Since the EU - Vietnam Free Trade Agreement (EVFTA) took effect, the country’s imports from the EU have been rising sharply, with many commodities posting import value of billions of US dollars.

The EVFTA, which took effect on August 1 last year, has given an impulse to bilateral exportation and importation, with Vietnam currently recording trade surplus with the EU.

In the first half of 2021, the country’s exports to the EU stood at US$19.3 billion while imports from this bloc grew 17.2% from a year earlier to US$8.14 billion. The import turnover was US$14.65 billion in 2020, up 4.3% year on year.

The largest EU exporters to Vietnam consist of Germany, Italy, France, the Netherlands, Spain, Belgium, Sweden, and Ireland, which accounted for 85% of the country’s total imports from the EU last year.
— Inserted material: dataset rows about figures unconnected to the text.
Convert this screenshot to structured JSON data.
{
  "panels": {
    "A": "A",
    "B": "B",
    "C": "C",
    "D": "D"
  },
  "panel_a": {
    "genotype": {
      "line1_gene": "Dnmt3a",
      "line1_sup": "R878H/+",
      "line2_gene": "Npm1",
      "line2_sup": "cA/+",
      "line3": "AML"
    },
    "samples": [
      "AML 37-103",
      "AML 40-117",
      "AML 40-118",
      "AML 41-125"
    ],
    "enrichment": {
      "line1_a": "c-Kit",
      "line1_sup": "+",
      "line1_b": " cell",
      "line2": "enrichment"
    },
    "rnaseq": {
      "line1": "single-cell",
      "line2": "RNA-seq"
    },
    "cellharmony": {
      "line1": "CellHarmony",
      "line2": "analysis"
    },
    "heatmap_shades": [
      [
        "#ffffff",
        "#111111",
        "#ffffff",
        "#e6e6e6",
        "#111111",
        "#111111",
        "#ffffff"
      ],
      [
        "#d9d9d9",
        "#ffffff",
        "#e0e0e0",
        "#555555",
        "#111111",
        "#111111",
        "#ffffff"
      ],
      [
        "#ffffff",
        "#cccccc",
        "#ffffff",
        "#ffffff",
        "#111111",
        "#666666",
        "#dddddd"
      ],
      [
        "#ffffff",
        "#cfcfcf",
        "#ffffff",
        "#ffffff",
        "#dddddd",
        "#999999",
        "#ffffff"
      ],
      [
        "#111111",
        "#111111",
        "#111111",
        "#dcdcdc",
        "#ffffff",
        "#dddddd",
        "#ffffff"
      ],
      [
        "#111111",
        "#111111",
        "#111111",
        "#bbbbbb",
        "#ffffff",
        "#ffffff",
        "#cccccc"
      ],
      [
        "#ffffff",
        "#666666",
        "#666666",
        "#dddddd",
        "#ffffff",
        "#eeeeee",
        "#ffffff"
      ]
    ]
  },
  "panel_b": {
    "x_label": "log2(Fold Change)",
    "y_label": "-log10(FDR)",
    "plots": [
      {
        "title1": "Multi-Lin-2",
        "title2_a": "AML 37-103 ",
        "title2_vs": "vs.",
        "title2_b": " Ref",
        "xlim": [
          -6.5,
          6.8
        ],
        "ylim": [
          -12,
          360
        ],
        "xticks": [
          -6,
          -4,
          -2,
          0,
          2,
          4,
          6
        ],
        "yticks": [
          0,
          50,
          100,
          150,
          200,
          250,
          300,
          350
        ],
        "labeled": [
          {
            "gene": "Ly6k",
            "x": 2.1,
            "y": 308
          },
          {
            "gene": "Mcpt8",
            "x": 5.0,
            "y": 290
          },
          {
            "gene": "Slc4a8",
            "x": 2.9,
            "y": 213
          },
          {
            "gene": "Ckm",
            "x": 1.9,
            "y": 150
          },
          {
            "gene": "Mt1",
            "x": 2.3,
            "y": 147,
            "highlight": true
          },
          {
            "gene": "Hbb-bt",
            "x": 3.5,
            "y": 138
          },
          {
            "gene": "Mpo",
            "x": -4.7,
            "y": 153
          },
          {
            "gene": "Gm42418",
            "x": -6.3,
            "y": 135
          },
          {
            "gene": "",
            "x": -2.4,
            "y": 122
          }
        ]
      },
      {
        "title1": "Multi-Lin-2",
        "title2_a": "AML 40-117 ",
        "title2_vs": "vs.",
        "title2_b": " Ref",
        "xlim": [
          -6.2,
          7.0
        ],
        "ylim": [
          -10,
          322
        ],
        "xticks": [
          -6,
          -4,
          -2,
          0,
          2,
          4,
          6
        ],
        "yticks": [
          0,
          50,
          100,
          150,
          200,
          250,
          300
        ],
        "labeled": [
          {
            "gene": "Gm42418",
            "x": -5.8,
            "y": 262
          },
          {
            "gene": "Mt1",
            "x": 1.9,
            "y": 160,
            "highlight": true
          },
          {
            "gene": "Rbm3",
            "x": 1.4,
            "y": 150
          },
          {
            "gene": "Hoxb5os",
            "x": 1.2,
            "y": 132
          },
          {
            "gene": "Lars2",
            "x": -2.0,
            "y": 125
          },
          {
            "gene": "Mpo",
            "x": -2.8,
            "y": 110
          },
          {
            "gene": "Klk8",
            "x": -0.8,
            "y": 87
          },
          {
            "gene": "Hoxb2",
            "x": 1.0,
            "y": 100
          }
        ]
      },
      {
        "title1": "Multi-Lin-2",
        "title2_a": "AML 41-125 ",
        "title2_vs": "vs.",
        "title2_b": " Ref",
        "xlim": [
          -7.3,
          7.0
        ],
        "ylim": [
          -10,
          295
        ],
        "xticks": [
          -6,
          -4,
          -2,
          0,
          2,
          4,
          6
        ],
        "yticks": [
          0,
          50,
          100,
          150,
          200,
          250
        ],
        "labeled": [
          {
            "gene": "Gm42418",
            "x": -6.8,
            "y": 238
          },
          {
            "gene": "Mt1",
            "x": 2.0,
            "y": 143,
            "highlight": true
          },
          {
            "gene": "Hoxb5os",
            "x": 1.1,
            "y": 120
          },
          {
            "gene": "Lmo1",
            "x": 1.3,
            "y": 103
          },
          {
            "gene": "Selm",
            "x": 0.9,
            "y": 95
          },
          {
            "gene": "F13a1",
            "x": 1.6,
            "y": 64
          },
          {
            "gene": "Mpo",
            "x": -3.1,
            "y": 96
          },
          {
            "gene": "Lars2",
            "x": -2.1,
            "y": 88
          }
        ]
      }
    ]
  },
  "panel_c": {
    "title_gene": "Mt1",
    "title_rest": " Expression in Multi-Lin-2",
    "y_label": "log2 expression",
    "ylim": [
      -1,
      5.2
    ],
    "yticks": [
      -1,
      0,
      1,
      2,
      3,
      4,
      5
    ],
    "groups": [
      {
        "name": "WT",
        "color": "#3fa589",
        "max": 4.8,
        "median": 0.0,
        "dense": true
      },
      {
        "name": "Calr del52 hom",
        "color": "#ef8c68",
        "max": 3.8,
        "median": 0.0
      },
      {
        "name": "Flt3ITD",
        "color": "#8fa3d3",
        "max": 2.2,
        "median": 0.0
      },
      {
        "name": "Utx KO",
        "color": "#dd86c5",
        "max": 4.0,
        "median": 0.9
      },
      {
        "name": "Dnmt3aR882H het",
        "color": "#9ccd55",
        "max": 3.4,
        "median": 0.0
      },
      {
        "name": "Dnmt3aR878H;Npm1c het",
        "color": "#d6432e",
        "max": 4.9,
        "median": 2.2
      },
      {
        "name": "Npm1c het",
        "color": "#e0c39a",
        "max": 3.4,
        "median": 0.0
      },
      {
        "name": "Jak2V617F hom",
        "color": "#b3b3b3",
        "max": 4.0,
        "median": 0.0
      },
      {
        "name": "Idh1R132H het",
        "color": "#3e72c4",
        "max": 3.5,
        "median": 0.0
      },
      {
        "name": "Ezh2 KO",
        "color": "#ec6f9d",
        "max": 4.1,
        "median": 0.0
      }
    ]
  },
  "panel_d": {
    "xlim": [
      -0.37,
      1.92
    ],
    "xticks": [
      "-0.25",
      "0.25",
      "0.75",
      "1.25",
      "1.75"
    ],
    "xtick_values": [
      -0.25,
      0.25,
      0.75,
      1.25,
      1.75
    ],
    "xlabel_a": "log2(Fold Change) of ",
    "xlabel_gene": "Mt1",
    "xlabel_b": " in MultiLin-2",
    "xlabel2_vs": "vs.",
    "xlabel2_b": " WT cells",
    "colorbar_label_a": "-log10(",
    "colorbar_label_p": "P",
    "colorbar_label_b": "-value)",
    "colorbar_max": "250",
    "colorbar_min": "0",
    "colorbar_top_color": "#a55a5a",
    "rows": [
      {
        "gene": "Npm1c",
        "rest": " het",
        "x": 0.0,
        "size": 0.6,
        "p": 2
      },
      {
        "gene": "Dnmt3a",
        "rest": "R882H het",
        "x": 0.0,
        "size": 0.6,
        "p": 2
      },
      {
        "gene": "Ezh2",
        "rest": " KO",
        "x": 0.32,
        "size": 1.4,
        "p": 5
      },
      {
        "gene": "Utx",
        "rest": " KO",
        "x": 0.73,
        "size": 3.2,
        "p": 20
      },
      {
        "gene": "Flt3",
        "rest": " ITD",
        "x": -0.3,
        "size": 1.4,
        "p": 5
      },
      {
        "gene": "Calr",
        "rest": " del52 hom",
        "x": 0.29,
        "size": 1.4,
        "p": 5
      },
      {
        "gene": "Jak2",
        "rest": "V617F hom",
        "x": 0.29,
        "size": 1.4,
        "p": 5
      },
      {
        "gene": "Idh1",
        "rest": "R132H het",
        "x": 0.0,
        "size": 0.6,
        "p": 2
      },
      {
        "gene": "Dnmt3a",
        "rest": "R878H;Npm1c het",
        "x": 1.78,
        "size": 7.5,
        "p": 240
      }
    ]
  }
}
Computers, electronic products and components; machinery, equipment, tools, and spare parts; along with pharmaceutical products are the main groups of items with billions-of-USD imports from the EU. They saw respective import turnover of US$4.1 billion, US$3.1 billion, and US$1.75 billion last year, according to the General Department of Vietnam Customs.

The importation of meat and dairy products is also expected to increase strongly in the time ahead thanks to the EVFTA.
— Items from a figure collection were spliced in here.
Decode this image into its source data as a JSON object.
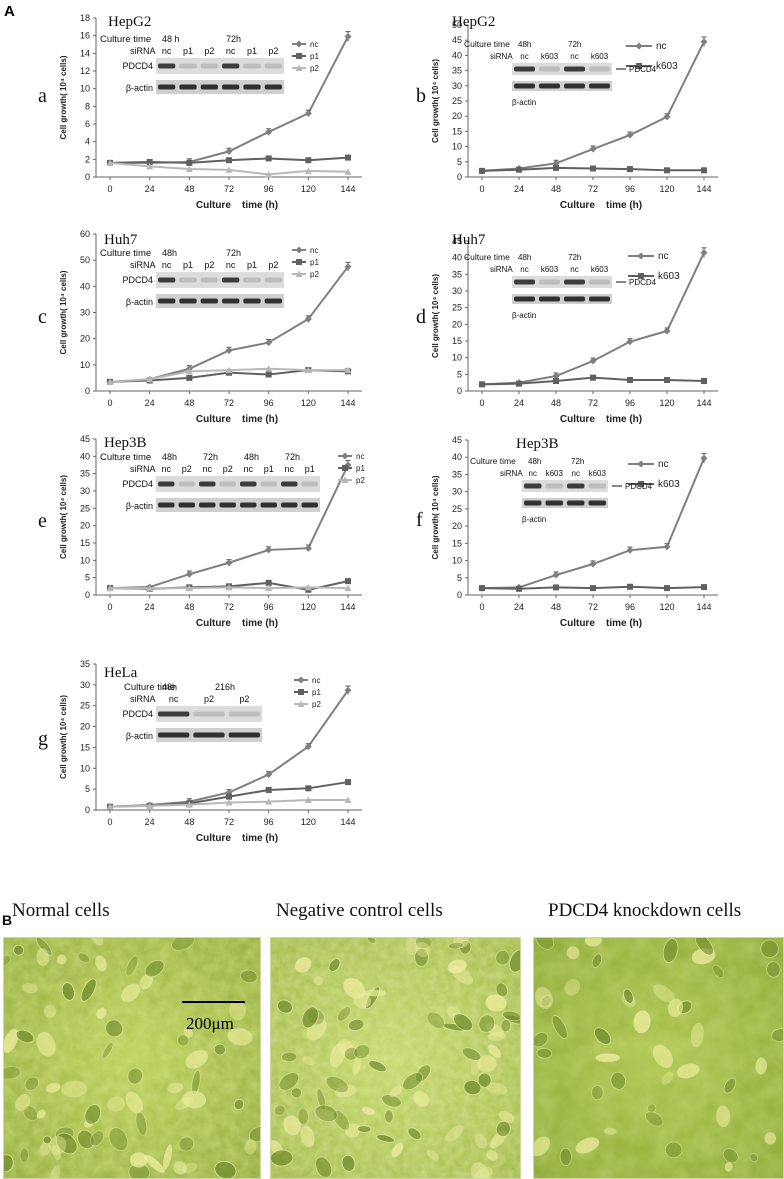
{
  "figure": {
    "panel_A_label": "A",
    "panel_B_label": "B",
    "scale_bar_label": "200μm"
  },
  "chart_data": [
    {
      "type": "line",
      "panel": "a",
      "title": "HepG2",
      "xlabel": "Culture    time (h)",
      "ylabel": "Cell growth( 10⁴ cells)",
      "x": [
        0,
        24,
        48,
        72,
        96,
        120,
        144
      ],
      "ylim": [
        0,
        18
      ],
      "yticks": [
        0,
        2,
        4,
        6,
        8,
        10,
        12,
        14,
        16,
        18
      ],
      "series": [
        {
          "name": "nc",
          "values": [
            1.6,
            1.6,
            1.7,
            2.9,
            5.1,
            7.2,
            15.9
          ],
          "color": "#7f7f7f",
          "marker": "diamond"
        },
        {
          "name": "p1",
          "values": [
            1.6,
            1.7,
            1.6,
            1.9,
            2.1,
            1.9,
            2.2
          ],
          "color": "#606060",
          "marker": "square"
        },
        {
          "name": "p2",
          "values": [
            1.6,
            1.2,
            0.9,
            0.8,
            0.3,
            0.7,
            0.6
          ],
          "color": "#b8b8b8",
          "marker": "triangle"
        }
      ],
      "blot": {
        "culture_time_label": "Culture time",
        "sirna_label": "siRNA",
        "times": [
          "48 h",
          "72h"
        ],
        "lanes": [
          "nc",
          "p1",
          "p2",
          "nc",
          "p1",
          "p2"
        ],
        "proteins": [
          "PDCD4",
          "β-actin"
        ]
      }
    },
    {
      "type": "line",
      "panel": "b",
      "title": "HepG2",
      "xlabel": "Culture    time (h)",
      "ylabel": "Cell growth( 10⁴ cells)",
      "x": [
        0,
        24,
        48,
        72,
        96,
        120,
        144
      ],
      "ylim": [
        0,
        50
      ],
      "yticks": [
        0,
        5,
        10,
        15,
        20,
        25,
        30,
        35,
        40,
        45,
        50
      ],
      "series": [
        {
          "name": "nc",
          "values": [
            2,
            2.8,
            4.5,
            9.2,
            13.8,
            19.8,
            44.5
          ],
          "color": "#7f7f7f",
          "marker": "diamond"
        },
        {
          "name": "k603",
          "values": [
            2,
            2.4,
            3.0,
            2.8,
            2.6,
            2.2,
            2.2
          ],
          "color": "#606060",
          "marker": "square"
        }
      ],
      "blot": {
        "culture_time_label": "Culture time",
        "sirna_label": "siRNA",
        "times": [
          "48h",
          "72h"
        ],
        "lanes": [
          "nc",
          "k603",
          "nc",
          "k603"
        ],
        "proteins": [
          "PDCD4",
          "β-actin"
        ]
      }
    },
    {
      "type": "line",
      "panel": "c",
      "title": "Huh7",
      "xlabel": "Culture    time (h)",
      "ylabel": "Cell growth( 10⁴ cells)",
      "x": [
        0,
        24,
        48,
        72,
        96,
        120,
        144
      ],
      "ylim": [
        0,
        60
      ],
      "yticks": [
        0,
        10,
        20,
        30,
        40,
        50,
        60
      ],
      "series": [
        {
          "name": "nc",
          "values": [
            3.5,
            4.5,
            8.5,
            15.5,
            18.5,
            27.5,
            47.5
          ],
          "color": "#7f7f7f",
          "marker": "diamond"
        },
        {
          "name": "p1",
          "values": [
            3.5,
            4.0,
            5.0,
            7.0,
            6.3,
            8.0,
            7.5
          ],
          "color": "#606060",
          "marker": "square"
        },
        {
          "name": "p2",
          "values": [
            3.5,
            4.5,
            7.5,
            8.0,
            8.5,
            8.0,
            8.0
          ],
          "color": "#b8b8b8",
          "marker": "triangle"
        }
      ],
      "blot": {
        "culture_time_label": "Culture time",
        "sirna_label": "siRNA",
        "times": [
          "48h",
          "72h"
        ],
        "lanes": [
          "nc",
          "p1",
          "p2",
          "nc",
          "p1",
          "p2"
        ],
        "proteins": [
          "PDCD4",
          "β-actin"
        ]
      }
    },
    {
      "type": "line",
      "panel": "d",
      "title": "Huh7",
      "xlabel": "Culture    time (h)",
      "ylabel": "Cell growth( 10⁴ cells)",
      "x": [
        0,
        24,
        48,
        72,
        96,
        120,
        144
      ],
      "ylim": [
        0,
        45
      ],
      "yticks": [
        0,
        5,
        10,
        15,
        20,
        25,
        30,
        35,
        40,
        45
      ],
      "series": [
        {
          "name": "nc",
          "values": [
            2,
            2.5,
            4.5,
            9,
            14.8,
            18,
            41.5
          ],
          "color": "#7f7f7f",
          "marker": "diamond"
        },
        {
          "name": "k603",
          "values": [
            2,
            2.2,
            3.0,
            4.0,
            3.3,
            3.3,
            3.0
          ],
          "color": "#606060",
          "marker": "square"
        }
      ],
      "blot": {
        "culture_time_label": "Culture time",
        "sirna_label": "siRNA",
        "times": [
          "48h",
          "72h"
        ],
        "lanes": [
          "nc",
          "k603",
          "nc",
          "k603"
        ],
        "proteins": [
          "PDCD4",
          "β-actin"
        ]
      }
    },
    {
      "type": "line",
      "panel": "e",
      "title": "Hep3B",
      "xlabel": "Culture    time (h)",
      "ylabel": "Cell growth( 10⁴ cells)",
      "x": [
        0,
        24,
        48,
        72,
        96,
        120,
        144
      ],
      "ylim": [
        0,
        45
      ],
      "yticks": [
        0,
        5,
        10,
        15,
        20,
        25,
        30,
        35,
        40,
        45
      ],
      "series": [
        {
          "name": "nc",
          "values": [
            2,
            2.3,
            6,
            9.3,
            13,
            13.5,
            37.5
          ],
          "color": "#7f7f7f",
          "marker": "diamond"
        },
        {
          "name": "p1",
          "values": [
            2,
            1.8,
            2.2,
            2.5,
            3.5,
            1.5,
            4
          ],
          "color": "#606060",
          "marker": "square"
        },
        {
          "name": "p2",
          "values": [
            2,
            2.0,
            2.0,
            2.2,
            2.0,
            2.2,
            2.0
          ],
          "color": "#b8b8b8",
          "marker": "triangle"
        }
      ],
      "blot": {
        "culture_time_label": "Culture time",
        "sirna_label": "siRNA",
        "times": [
          "48h",
          "72h",
          "48h",
          "72h"
        ],
        "lanes": [
          "nc",
          "p2",
          "nc",
          "p2",
          "nc",
          "p1",
          "nc",
          "p1"
        ],
        "proteins": [
          "PDCD4",
          "β-actin"
        ]
      }
    },
    {
      "type": "line",
      "panel": "f",
      "title": "Hep3B",
      "xlabel": "Culture    time (h)",
      "ylabel": "Cell growth( 10⁴ cells)",
      "x": [
        0,
        24,
        48,
        72,
        96,
        120,
        144
      ],
      "ylim": [
        0,
        45
      ],
      "yticks": [
        0,
        5,
        10,
        15,
        20,
        25,
        30,
        35,
        40,
        45
      ],
      "series": [
        {
          "name": "nc",
          "values": [
            2,
            2.2,
            5.8,
            9,
            13,
            14,
            39.7
          ],
          "color": "#7f7f7f",
          "marker": "diamond"
        },
        {
          "name": "k603",
          "values": [
            2,
            1.8,
            2.2,
            2.0,
            2.4,
            2.0,
            2.3
          ],
          "color": "#606060",
          "marker": "square"
        }
      ],
      "blot": {
        "culture_time_label": "Culture time",
        "sirna_label": "siRNA",
        "times": [
          "48h",
          "72h"
        ],
        "lanes": [
          "nc",
          "k603",
          "nc",
          "k603"
        ],
        "proteins": [
          "PDCD4",
          "β-actin"
        ]
      }
    },
    {
      "type": "line",
      "panel": "g",
      "title": "HeLa",
      "xlabel": "Culture    time (h)",
      "ylabel": "Cell growth( 10⁴ cells)",
      "x": [
        0,
        24,
        48,
        72,
        96,
        120,
        144
      ],
      "ylim": [
        0,
        35
      ],
      "yticks": [
        0,
        5,
        10,
        15,
        20,
        25,
        30,
        35
      ],
      "series": [
        {
          "name": "nc",
          "values": [
            0.8,
            1.2,
            2.0,
            4.2,
            8.5,
            15.2,
            28.7
          ],
          "color": "#7f7f7f",
          "marker": "diamond"
        },
        {
          "name": "p1",
          "values": [
            0.8,
            1.0,
            1.6,
            3.2,
            4.8,
            5.2,
            6.7
          ],
          "color": "#606060",
          "marker": "square"
        },
        {
          "name": "p2",
          "values": [
            0.8,
            1.0,
            1.3,
            1.8,
            2.0,
            2.4,
            2.4
          ],
          "color": "#b8b8b8",
          "marker": "triangle"
        }
      ],
      "blot": {
        "culture_time_label": "Culture time",
        "sirna_label": "siRNA",
        "times": [
          "48h",
          "216h"
        ],
        "lanes": [
          "nc",
          "p2",
          "p2"
        ],
        "proteins": [
          "PDCD4",
          "β-actin"
        ]
      }
    }
  ],
  "photos": [
    {
      "label": "Normal cells"
    },
    {
      "label": "Negative control cells"
    },
    {
      "label": "PDCD4 knockdown cells"
    }
  ]
}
The Ministry of Industry and Trade said under the deal, Vietnam eliminated import duties on 48.5% of the tariff lines, equivalent to 64.5% of the EU’s exports to the country, as soon as the agreement took effect.

After that, 91.8% of the tariff lines, equivalent to 97.1% of the bloc’s exports, will have their import duties removed in seven years. For the remaining 1.7% of the tariff lines, Vietnam will gradually lift duties in more than 10 years or apply the tariff-rate quota regime under the World Trade Organisation (WTO) commitments.
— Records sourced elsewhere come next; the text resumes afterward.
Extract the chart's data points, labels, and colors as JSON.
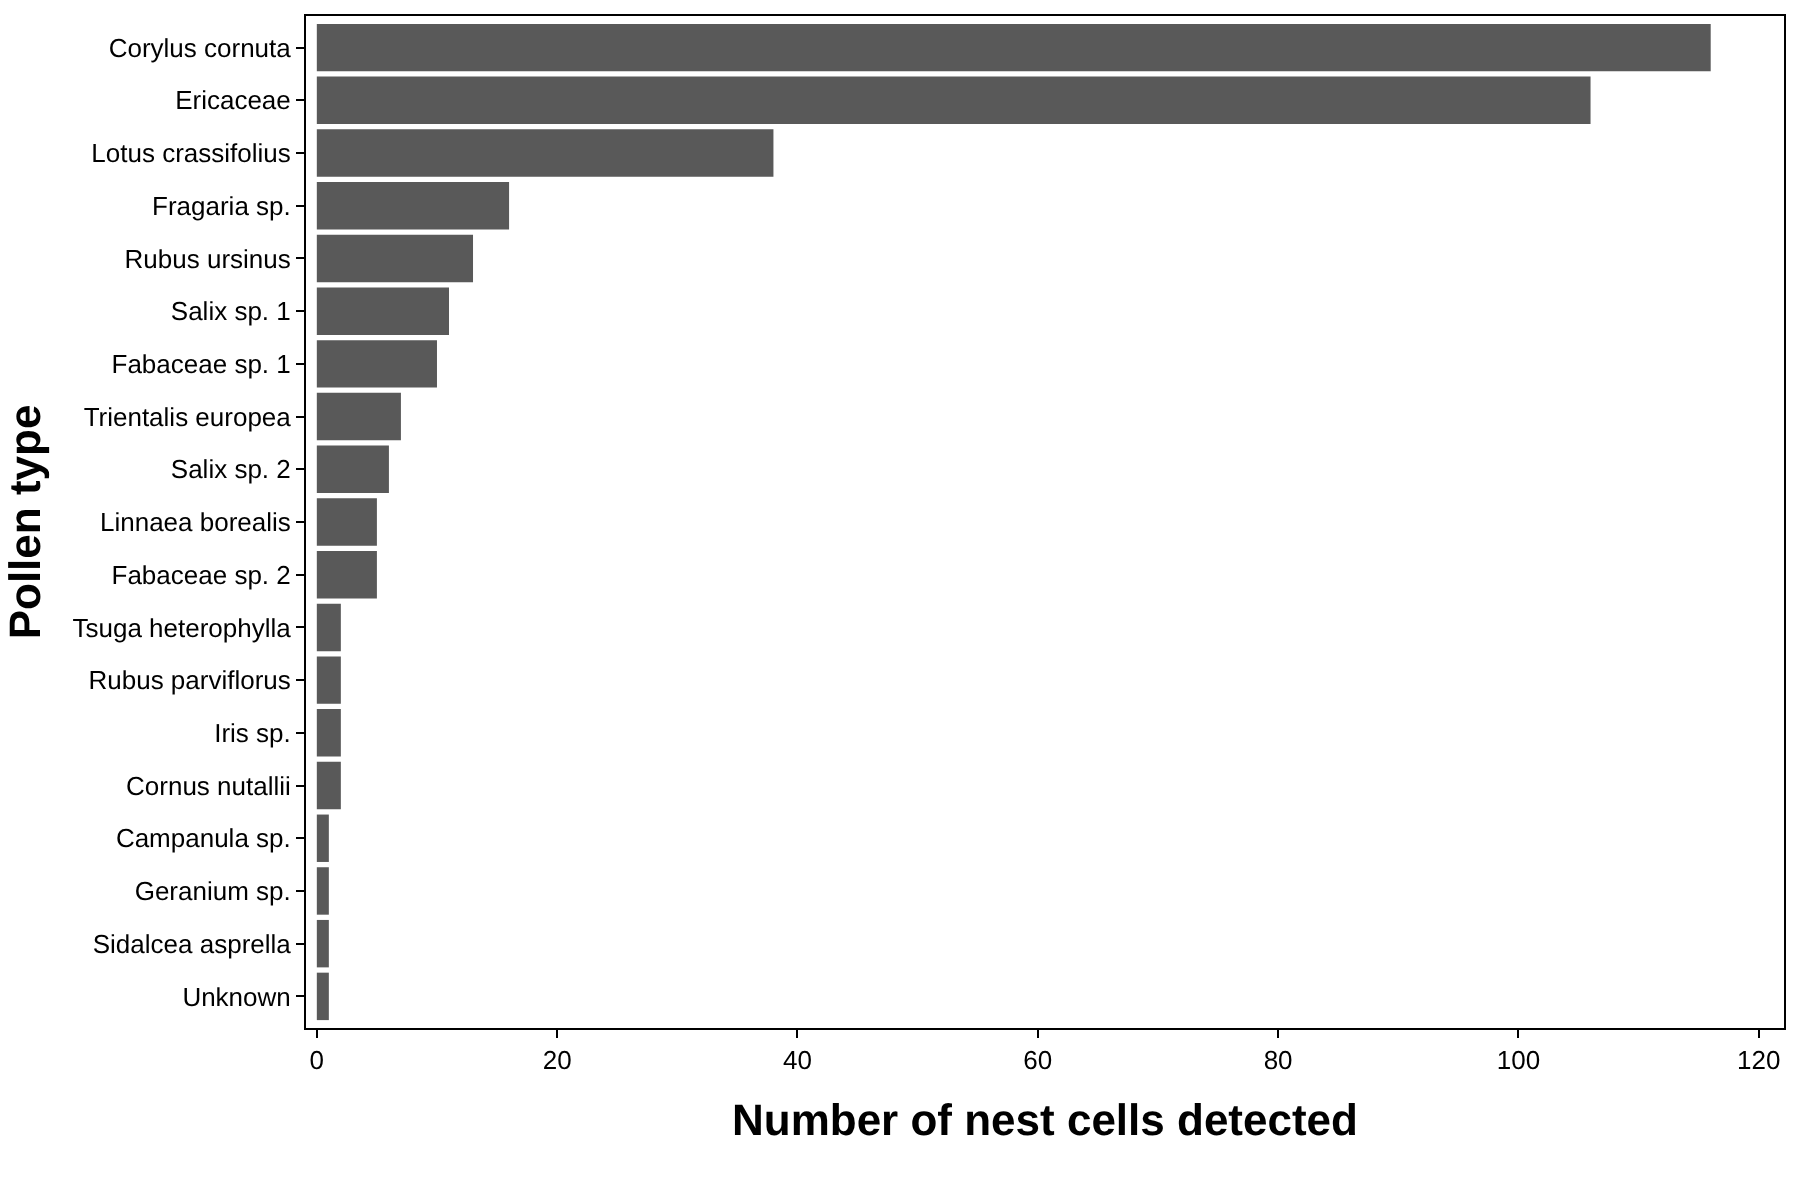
{
  "chart_data": {
    "type": "bar",
    "orientation": "horizontal",
    "xlabel": "Number of nest cells detected",
    "ylabel": "Pollen type",
    "categories": [
      "Corylus cornuta",
      "Ericaceae",
      "Lotus crassifolius",
      "Fragaria sp.",
      "Rubus ursinus",
      "Salix sp. 1",
      "Fabaceae sp. 1",
      "Trientalis europea",
      "Salix sp. 2",
      "Linnaea borealis",
      "Fabaceae sp. 2",
      "Tsuga heterophylla",
      "Rubus parviflorus",
      "Iris sp.",
      "Cornus nutallii",
      "Campanula sp.",
      "Geranium sp.",
      "Sidalcea asprella",
      "Unknown"
    ],
    "values": [
      116,
      106,
      38,
      16,
      13,
      11,
      10,
      7,
      6,
      5,
      5,
      2,
      2,
      2,
      2,
      1,
      1,
      1,
      1
    ],
    "color": "#595959",
    "xlim": [
      -0.9,
      122.1
    ],
    "xticks": [
      0,
      20,
      40,
      60,
      80,
      100,
      120
    ]
  }
}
At present, agricultural and aquatic products, consumer goods, processed food, milk, and dairy products from the EU have yet to benefit from zero-percent tariffs in Vietnam. As livestock products hailing from the EU are still subject to the tax rate ranging 10 - 40%, imports of these commodities have grown but not at a fast pace.

However, import duties on the EU’s frozen pork, other types of pork, and chicken will be slashed to zero percent in seven, nine, and 10 years, respectively, since the EVFTA enforcement. Beef will enjoy this tax rate, from 20 - 30% at present, in the next three years.

Vietnam currently ranks 17th among trading partners of and 11th among exporters to the EU.